Joseph Ki-Zerbo a pu saisir et lier les éléments de base et la dynamique du trajectoire historique de l’Afrique
Joseph Ki-Zerbo fut critique des estimations quantitatives des flux de la Traite des Noirs – elles avaient tendance, à ses yeux, à produire des chiffres minimes et surtout à distraire l’attention de l’impact humain et moral de cette Traite. Pourtant Ki-Zerbo s’est associé avec le chiffre de 50 millions de vies détournées par la Traite. D’ailleurs, les estimations quantitatives se sont poursuivies jusqu’à présent. Les plus récentes indiquent- en englobant la Traite atlantique, la Traite au Nord et à l’Est de l’Afrique noire, et l’esclavage en Afrique provoqué notamment par les événements du XIXe siècle – un total qui n’est pas loin de ce même chiffre de 50 millions.
L’impact humain et moral de l’esclavage reste à comprendre. Pour ces « siècles de réajustement » – du XVIe au XIXe – l’auteur examine toutes les régions du continent, traçant les dynasties, les guerres, et les transformations en vies économiques, sociales, et religieuses. Cette grande section au milieu du livre démontre la vivacité des sociétés africaines au cours de leurs évolutions et de leurs collisions et leurs alliances avec d’autres de l’Afrique et de l’étranger.
L’invasion du continent, au XIXe siècle, provoque encore de changements, et Ki-Zerbo indique spécifiquement les avancées de chaque pouvoir européen. Mais pour la plupart il se concentre sur la narration des résistances des Etats et des guerriers africains. Et quelle narration ! Son récit de la lutte de Lat Dyor Diop au Sénégal, par exemple, démontre l’imagination et l’énergie de cet opposant à la conquête française. Ki-Zerbo parle assez brièvement de l’administration coloniale, dans un chapitre intitulé « l’âge d’or des étrangers ». La lutte pour l’indépendance, par contre, reçoit une narration parallèle à celle des résistances du XIXe siècle, puisque les détails précis expliquent des changements énormes tels que l’éclatement du front commun du RDA. Au cours de cette période il note les amitiés et les alliances avec des Noirs de l’outre-mer sans utiliser le terme « diaspora » qui n’était pas encore courant. Il n’utilise pas non plus le terme « réparations » lancé par Fanon en 1961, mais il indique clairement l’inégalité imposé à l’Afrique par l’esclavage et le colonialisme.

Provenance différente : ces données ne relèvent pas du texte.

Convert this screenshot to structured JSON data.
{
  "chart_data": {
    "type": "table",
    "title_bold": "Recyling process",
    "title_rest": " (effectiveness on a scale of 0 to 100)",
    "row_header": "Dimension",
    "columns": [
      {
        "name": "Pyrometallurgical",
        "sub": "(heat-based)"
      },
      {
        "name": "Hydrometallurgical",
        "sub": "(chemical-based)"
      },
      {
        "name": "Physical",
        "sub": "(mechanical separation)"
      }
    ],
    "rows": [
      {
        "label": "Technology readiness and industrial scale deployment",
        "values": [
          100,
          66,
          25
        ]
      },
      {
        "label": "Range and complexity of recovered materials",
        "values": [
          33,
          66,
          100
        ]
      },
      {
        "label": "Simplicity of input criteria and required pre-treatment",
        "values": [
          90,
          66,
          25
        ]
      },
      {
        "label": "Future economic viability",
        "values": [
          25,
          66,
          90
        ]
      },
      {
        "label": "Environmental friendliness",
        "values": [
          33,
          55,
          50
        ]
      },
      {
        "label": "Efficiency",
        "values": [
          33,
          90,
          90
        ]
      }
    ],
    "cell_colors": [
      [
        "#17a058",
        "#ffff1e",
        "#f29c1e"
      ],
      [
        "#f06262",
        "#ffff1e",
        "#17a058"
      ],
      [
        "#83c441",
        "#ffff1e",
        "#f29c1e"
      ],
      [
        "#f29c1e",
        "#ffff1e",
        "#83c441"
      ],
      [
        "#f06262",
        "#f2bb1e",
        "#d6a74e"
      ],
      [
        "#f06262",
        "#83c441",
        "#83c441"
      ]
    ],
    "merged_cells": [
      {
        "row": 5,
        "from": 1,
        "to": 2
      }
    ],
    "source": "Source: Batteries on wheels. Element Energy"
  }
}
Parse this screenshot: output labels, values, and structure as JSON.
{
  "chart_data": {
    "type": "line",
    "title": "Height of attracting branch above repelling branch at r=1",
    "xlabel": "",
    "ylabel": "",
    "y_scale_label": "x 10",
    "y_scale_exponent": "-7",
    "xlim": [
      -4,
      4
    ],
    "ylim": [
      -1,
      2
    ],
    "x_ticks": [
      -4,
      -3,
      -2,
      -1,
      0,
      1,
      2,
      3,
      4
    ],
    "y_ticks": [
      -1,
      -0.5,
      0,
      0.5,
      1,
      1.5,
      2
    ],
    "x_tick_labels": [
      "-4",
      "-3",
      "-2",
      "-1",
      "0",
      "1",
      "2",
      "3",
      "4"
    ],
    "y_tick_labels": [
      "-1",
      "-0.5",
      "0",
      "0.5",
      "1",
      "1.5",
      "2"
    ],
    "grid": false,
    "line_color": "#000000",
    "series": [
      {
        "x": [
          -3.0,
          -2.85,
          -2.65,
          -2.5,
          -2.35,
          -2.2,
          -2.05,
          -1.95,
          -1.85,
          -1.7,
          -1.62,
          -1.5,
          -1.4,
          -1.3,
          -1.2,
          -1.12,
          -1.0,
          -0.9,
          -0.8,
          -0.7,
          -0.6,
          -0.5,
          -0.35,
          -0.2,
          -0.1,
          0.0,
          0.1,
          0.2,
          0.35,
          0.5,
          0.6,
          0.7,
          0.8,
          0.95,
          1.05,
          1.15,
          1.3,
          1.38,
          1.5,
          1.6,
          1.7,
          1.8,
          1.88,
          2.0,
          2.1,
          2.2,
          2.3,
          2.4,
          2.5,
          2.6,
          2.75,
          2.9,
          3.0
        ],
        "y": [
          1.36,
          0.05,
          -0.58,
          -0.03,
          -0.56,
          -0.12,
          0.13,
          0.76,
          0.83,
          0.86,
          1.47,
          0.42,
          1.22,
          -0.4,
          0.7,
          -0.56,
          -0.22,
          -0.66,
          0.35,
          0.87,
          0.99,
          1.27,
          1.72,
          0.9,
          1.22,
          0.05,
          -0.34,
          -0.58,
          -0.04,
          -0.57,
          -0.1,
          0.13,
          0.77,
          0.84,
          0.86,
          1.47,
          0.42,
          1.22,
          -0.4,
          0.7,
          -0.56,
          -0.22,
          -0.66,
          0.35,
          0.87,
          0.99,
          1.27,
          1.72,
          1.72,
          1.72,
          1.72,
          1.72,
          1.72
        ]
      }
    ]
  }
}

Attentif aux crises soudaines et aux transitions graduelles, l’auteur de l’Histoire de l’Afrique noire comprend le trajet du continent
Depuis la parution de ce livre en 1972, on a beaucoup fouillé les archives et beaucoup consulté les traditions orale et matérielle de l’Afrique : la connaissance de l’histoire africaine s’avance de façon impressionnante. Il est remarquable, pourtant, dans quelle mesure la lecture et la réflexion de Joseph Ki-Zerbo a pu saisir, balancer, et lier les éléments de base et la dynamique du trajectoire historique de l’Afrique. C’est un livre à lire et à lire encore. Ainsi, ce livre et son auteur ont participé au grand projet de l’histoire générale de l’Afrique, où l’UNESCO, ajoutant les énergies de cet organisme mondial à l’investigation même plus détaillée du passé de ce grand continent.
Joseph Ki-Zerbo aborde dans la conclusion de son texte « les raisons d’espérer ». Il connut bien les désastres du Congo, du Nigéria, et la volonté de la classe politique d’accéder aux « ivresses de la micro-souveraineté ». Il croit pourtant que la population africaine, dans un référendum sincère, produirait « une immense majorité en faveur de l’unité ». En reconnaissant que l’unité continentale ne se voit pas, il propose la création de cinq fédérations régionales – observation prescient, étant donné la formation de groupes tels que le CEDEAO. Attentif aux crises soudaines et aux transitions graduelles, l’auteur de l’Histoire de l’Afrique noire comprend le trajet du continent.